The Fontana police officer who recently was cleared of criminal wrongdoing by the state Department of Justice in his fatal shooting of an apparently unarmed man in 2022 is no longer with the department, but his departure was unrelated to that case, Police Chief Michael Dorsey said.
Instead, Alex Millan’s employment ended after a woman accused him of sexually assaulting her in 2023, Dorsey said Wednesday, April 23.
Millan, in June 2022, shot to death 26-year-old vehicle passenger Darnell Trevon Travis, who investigators determined may have been holding a cellphone when Millan fired as the car pulled away as officers attempted to arrest both Travis, on suspicion of selling illegal firearms, and the driver.
Millan told investigators that he believed Travis had pointed a gun at him, but none was found.
The city agreed to pay Travis’ family $2 million to settle a federal lawsuit, court records show. The Police Department’s internal investigation determined that Millan had acted within policy, Dorsey said.

Then, in January 2024, a woman sued Millan and the city for $7 million, accusing the officer of sexually assaulting her while in his car. Officers, including Millan, had gone to her home on Jan. 13, 2023, and seized a reportedly stolen laptop computer, which she said had been a gift from her son’s father.
Millan later texted her and said he wanted to return the laptop, the lawsuit states.
Millan showed up at her home around midnight with the laptop and told her not to tell anyone he had been there, according to the lawsuit. The woman told Millan that she was afraid he was going to arrest her, and then Millan told her to get in his car. It was unclear from the lawsuit whether this was a patrol car.
Millan then parked at a nearby gas station and demanded that the woman give him her phone. He then looked through her photos.
“So what are you going to do for me? You don’t seem to appreciate that I haven’t arrested you,” Millan said, according to the lawsuit. The woman responded: “I’m not going to do anything for you.”

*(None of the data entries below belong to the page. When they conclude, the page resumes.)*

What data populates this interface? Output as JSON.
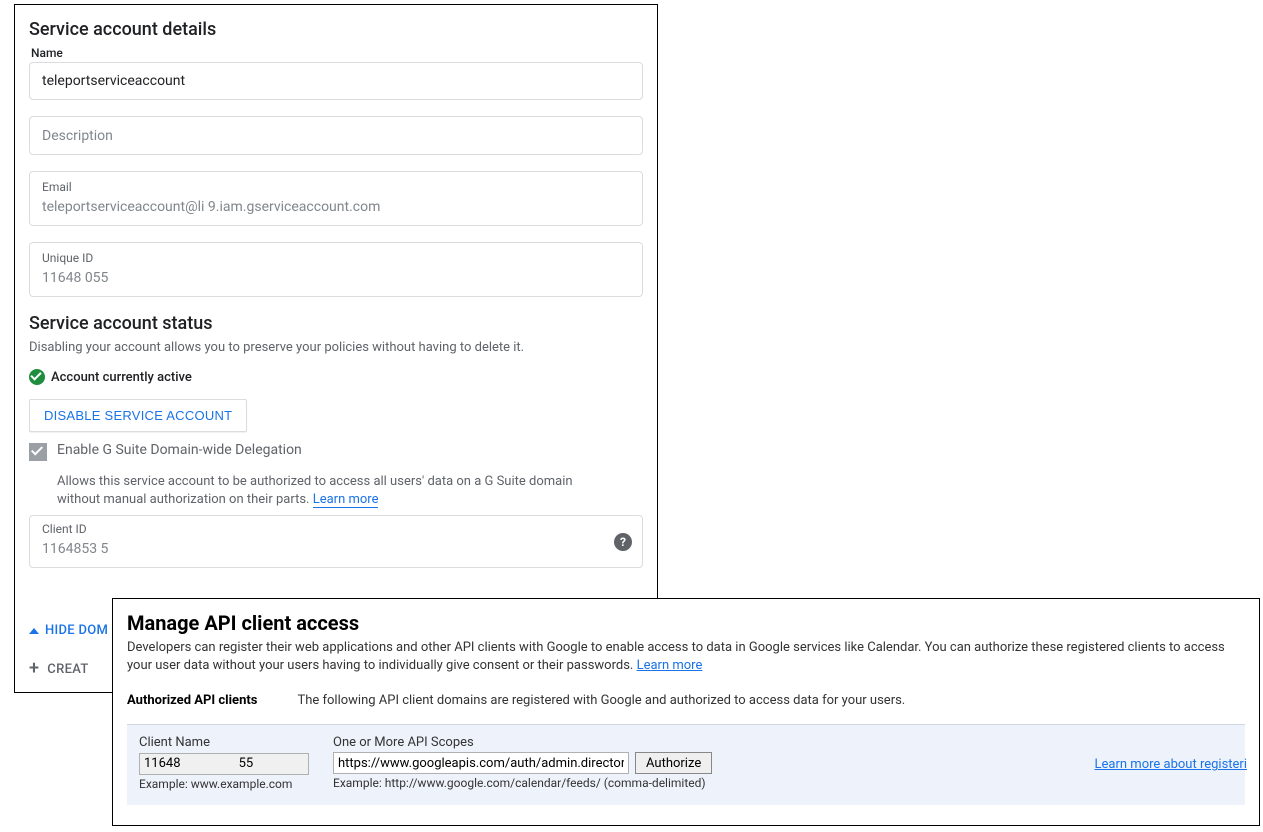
{
  "details": {
    "title": "Service account details",
    "name_label": "Name",
    "name_value": "teleportserviceaccount",
    "description_placeholder": "Description",
    "email_label": "Email",
    "email_value": "teleportserviceaccount@li                         9.iam.gserviceaccount.com",
    "unique_id_label": "Unique ID",
    "unique_id_value": "11648                    055"
  },
  "status": {
    "title": "Service account status",
    "description": "Disabling your account allows you to preserve your policies without having to delete it.",
    "active_text": "Account currently active",
    "disable_button": "DISABLE SERVICE ACCOUNT",
    "delegation_label": "Enable G Suite Domain-wide Delegation",
    "delegation_help": "Allows this service account to be authorized to access all users' data on a G Suite domain without manual authorization on their parts.",
    "learn_more": "Learn more",
    "client_id_label": "Client ID",
    "client_id_value": "1164853                    5",
    "hide_link": "HIDE DOM",
    "create_link": "CREAT"
  },
  "api": {
    "title": "Manage API client access",
    "description": "Developers can register their web applications and other API clients with Google to enable access to data in Google services like Calendar. You can authorize these registered clients to access your user data without your users having to individually give consent or their passwords.",
    "learn_more": "Learn more",
    "authorized_label": "Authorized API clients",
    "authorized_text": "The following API client domains are registered with Google and authorized to access data for your users.",
    "client_name_label": "Client Name",
    "client_name_value": "11648                  55",
    "client_name_example": "Example: www.example.com",
    "scopes_label": "One or More API Scopes",
    "scopes_value": "https://www.googleapis.com/auth/admin.directory",
    "authorize_button": "Authorize",
    "scopes_example": "Example: http://www.google.com/calendar/feeds/ (comma-delimited)",
    "learn_register": "Learn more about registeri"
  }
}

Millan then drove the woman home, but while still in the car, said, “What, you don’t like to have sex?” and asked if he could touch her in a sexual way. The woman turned him down, yet Millan lowered her leggings and touched her anyway, the lawsuit says.
The woman then ran from the car.
The lawsuit was dismissed in February 2025 when Dorsey said there was a settlement. He declined to say specifically why Millan’s employment ended.
“There were accusations, there was an investigation, and he is no longer with the department,” Dorsey said Wednesday, April 23.
Millan was not charged with committing a crime, Superior Court records show.
A city spokeswoman would not say how much the city paid the accuser, telling a Southern California News Group reporter to file a request for the figure via the California Public Records Act.
The woman’s attorney, Jerry L. Steering, said he had signed an agreement promising not to disclose the amount.
Millan could not be reached for comment Friday.
That was at least the third lawsuit against Millan.
In 2020, Darryll Speer sued Millan, who was then a San Bernardino County sheriff’s deputy, and two other deputies, alleging excessive force. Speer said in the lawsuit that in 2018, Millan shot him as he walked carrying a shotgun in a non-threatening manner in a wash in the Town of Yucca Valley.
Speer, who said he was left paralyzed from the waist down, sued for unspecified damages. In 2021, a jury voted 8-0 in favor of Millan.
“The plaintiff shall take nothing,” U.S. District Court Judge Jesus G. Bernal wrote.